MyPostSummary.summarize

# { 1 => { ninety_days: 190,
#         thirty_days:  67,
#         fifteen_days: 14 },
#  2 => { ninety_days:  583,
#         thirty_days:  392,
#         fifteen_days: 83 } }

Pretty repetitive, right? If we’re building a summary of all of our the posts in our blog, we’re going to be doing a lot of unnecessary counting!

Using select

When I first tackled this problem, I thought, “Hmmm, maybe I can use ActiveRecord’s select to select a count for each period.” This does wonders for saving database queries! I’ll leave out the rest of the class here for brevity. Here’s what that query looks like:

# Use SQL to count the comments for each post.
select = <<~SQL
           posts.id,
           Count(IF(comments.created_at >
                    DATE_SUB(CURRENT_TIMESTAMP, 90 DAY),
                    comments.id,
                    NULL)) AS ninety_days,
           Count(IF(DATE_SUB(CURRENT_TIMESTAMP, 30 DAY),
                    comments.id,
                    NULL)) AS thirty_days,
           Count(IF(DATE_SUB(CURRENT_TIMESTAMP, 15 DAY),
                    comments.id,
                    NULL)) AS fifteen_days
         SQL

We need a LEFT OUTER JOIN here because we want to be sure we get posts back even if they have 0 comments.

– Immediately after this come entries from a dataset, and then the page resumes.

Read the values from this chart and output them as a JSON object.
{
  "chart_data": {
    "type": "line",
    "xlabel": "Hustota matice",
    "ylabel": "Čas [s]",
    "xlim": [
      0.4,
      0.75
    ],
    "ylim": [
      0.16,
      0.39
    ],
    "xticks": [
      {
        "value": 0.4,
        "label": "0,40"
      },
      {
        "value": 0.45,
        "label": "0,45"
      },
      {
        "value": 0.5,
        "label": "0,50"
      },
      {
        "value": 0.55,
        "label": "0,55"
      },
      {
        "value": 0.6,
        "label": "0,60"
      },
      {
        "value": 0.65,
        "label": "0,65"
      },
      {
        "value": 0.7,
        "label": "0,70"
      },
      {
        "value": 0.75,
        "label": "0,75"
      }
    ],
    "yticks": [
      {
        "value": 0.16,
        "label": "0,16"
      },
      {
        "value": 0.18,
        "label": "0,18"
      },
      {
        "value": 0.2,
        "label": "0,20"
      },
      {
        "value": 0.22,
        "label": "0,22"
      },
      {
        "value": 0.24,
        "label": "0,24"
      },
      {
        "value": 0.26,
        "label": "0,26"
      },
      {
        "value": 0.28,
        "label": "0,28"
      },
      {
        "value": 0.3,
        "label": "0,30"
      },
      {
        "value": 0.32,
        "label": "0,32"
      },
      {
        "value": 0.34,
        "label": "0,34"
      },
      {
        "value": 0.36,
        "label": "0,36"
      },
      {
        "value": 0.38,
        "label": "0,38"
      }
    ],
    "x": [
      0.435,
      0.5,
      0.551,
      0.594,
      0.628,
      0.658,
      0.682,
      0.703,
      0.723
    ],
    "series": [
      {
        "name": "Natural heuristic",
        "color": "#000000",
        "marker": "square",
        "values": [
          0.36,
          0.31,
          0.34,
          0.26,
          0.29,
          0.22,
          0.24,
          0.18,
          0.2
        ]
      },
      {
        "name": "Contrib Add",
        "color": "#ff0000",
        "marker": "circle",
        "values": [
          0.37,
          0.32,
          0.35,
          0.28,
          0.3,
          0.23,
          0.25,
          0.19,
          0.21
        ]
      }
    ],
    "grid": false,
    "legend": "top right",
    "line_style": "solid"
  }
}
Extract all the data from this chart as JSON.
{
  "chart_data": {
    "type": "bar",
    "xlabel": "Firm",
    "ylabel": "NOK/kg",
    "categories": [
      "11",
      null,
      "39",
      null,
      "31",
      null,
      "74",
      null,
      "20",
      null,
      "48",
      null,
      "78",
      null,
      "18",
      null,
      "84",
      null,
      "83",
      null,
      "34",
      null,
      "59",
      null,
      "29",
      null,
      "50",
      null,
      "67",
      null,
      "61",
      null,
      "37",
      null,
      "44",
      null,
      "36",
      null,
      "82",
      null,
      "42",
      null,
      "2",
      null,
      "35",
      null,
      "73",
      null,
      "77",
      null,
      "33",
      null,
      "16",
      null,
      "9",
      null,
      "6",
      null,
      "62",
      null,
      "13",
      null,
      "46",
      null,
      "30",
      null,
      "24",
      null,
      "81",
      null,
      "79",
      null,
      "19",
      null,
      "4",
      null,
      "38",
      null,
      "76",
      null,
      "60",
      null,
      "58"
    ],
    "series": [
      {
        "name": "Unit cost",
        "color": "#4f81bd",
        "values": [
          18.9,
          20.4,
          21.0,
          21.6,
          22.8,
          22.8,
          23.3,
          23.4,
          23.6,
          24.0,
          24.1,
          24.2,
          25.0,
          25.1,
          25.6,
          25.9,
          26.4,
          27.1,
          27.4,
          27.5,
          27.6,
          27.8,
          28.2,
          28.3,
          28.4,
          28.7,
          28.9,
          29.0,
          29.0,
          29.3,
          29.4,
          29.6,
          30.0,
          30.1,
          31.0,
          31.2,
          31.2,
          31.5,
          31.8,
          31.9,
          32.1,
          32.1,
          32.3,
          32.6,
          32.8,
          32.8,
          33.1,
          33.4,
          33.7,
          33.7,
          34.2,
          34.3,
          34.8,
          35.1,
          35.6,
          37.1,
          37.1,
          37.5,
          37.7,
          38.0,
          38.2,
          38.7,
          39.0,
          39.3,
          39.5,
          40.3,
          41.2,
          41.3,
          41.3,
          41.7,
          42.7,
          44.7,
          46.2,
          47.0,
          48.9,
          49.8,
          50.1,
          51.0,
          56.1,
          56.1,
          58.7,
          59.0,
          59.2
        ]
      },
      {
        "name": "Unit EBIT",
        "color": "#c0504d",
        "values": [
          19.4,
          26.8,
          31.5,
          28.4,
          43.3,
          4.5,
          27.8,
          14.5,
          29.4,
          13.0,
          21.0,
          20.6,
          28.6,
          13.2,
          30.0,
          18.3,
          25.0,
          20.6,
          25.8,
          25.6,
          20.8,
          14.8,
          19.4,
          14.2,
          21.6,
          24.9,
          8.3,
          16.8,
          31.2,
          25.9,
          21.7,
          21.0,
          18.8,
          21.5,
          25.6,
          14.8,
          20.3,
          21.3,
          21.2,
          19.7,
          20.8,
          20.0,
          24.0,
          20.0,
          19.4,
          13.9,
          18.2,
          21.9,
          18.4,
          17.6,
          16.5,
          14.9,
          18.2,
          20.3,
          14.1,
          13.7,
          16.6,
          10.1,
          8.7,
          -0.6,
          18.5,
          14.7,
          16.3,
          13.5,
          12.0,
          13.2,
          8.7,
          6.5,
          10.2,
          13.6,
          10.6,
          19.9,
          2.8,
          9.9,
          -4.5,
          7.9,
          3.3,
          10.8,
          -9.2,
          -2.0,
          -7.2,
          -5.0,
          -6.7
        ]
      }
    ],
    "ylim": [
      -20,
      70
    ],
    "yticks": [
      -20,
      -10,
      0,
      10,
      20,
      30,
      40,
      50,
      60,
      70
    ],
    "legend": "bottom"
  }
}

Also note the group here. Without this, we’d get 1 post record back for each comment and we’d end up with duplicates because posts have many comments!

posts = Post.left_outer_joins(:comments)
            .select(select)
            .group("posts.id")

posts.find_each.with_object({}) do |post, h|
  h[:post_id] = {}
  h[post.id][:ninety_days]  = post.ninety_days
  h[post.id][:thirty_days]  = post.thirty_days
  h[post.id][:fifteen_days] = post.fifteen_days
end

Ok, great! We’ve solved the problem of counting the going back to the database to count the comments. Now we just do one query that returns a count for us.

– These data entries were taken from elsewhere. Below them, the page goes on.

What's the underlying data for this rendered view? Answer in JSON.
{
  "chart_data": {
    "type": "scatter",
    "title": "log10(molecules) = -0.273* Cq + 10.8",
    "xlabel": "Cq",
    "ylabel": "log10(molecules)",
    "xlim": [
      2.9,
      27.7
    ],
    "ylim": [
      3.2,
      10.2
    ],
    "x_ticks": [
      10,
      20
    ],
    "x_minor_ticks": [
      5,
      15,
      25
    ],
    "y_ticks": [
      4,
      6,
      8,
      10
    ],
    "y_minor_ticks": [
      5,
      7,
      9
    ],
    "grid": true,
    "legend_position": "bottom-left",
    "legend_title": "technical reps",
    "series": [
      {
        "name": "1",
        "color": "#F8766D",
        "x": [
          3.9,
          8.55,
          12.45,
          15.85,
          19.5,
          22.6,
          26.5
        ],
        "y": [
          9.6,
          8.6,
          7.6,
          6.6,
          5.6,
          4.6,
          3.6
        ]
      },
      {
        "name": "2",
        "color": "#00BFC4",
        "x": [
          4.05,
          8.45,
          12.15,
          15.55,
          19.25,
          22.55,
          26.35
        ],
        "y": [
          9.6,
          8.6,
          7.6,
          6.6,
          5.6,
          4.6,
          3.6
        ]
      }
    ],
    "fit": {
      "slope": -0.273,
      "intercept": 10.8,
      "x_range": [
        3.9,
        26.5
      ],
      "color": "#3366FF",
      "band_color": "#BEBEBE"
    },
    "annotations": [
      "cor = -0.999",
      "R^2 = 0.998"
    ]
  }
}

Did you know that when you add SELECT … AS my_select, ActiveRecord will add a method for that attribute to the object returned? That’s why post.ninety_days works in the code above. I thought that was pretty handy.

I’m still not comfortable with this end result though. We’re loading records into ActiveRecord when all we need from them is the count data and the post id.

exec_query to the rescue!

exec_query returns a hash of the column names and values you asked for. This lets you skip active record entirely!

query = Post.left_outer_joins(:comments)
            .select(select)
            .group("posts.id")
            .to_sql
result = Post.connection.exec_query(query)
# => [{ "id"           => 1,
#       "ninety_days"  => 190,
#       "thirty_days"  => 67,
#       "fifteen_days" => 14 }...]

result.map!(&symbolize_keys!).group_by(&:id)
# =>
# { 1 => { ninety_days: 190,
#         thirty_days:  67,
#         fifteen_days: 14 },
#  2 => { ninety_days:  583,
#         thirty_days:  392,
#         fifteen_days: 83 }

Yay! We got the same result and look at how little code it is! If you’re querying a big dataset, this will save to all kinds of time!

Wrapping Up

If you need to retrieve data from the database, but don’t need any of the functionality of your models, use exec_query to skip ActiveRecord and speed things up a bit.

If you do need ActiveRecord, then you can add additional attributes to the object you get back by passing SQL into the select method and naming giving it a name with AS.

For queries that have complex joins, or ones that you might need to build programmatically, relying on ActiveRecord might get difficult. Take a look at Arel, a library that forms the abstract syntax tree manager behind ActiveRecord, for situations like this.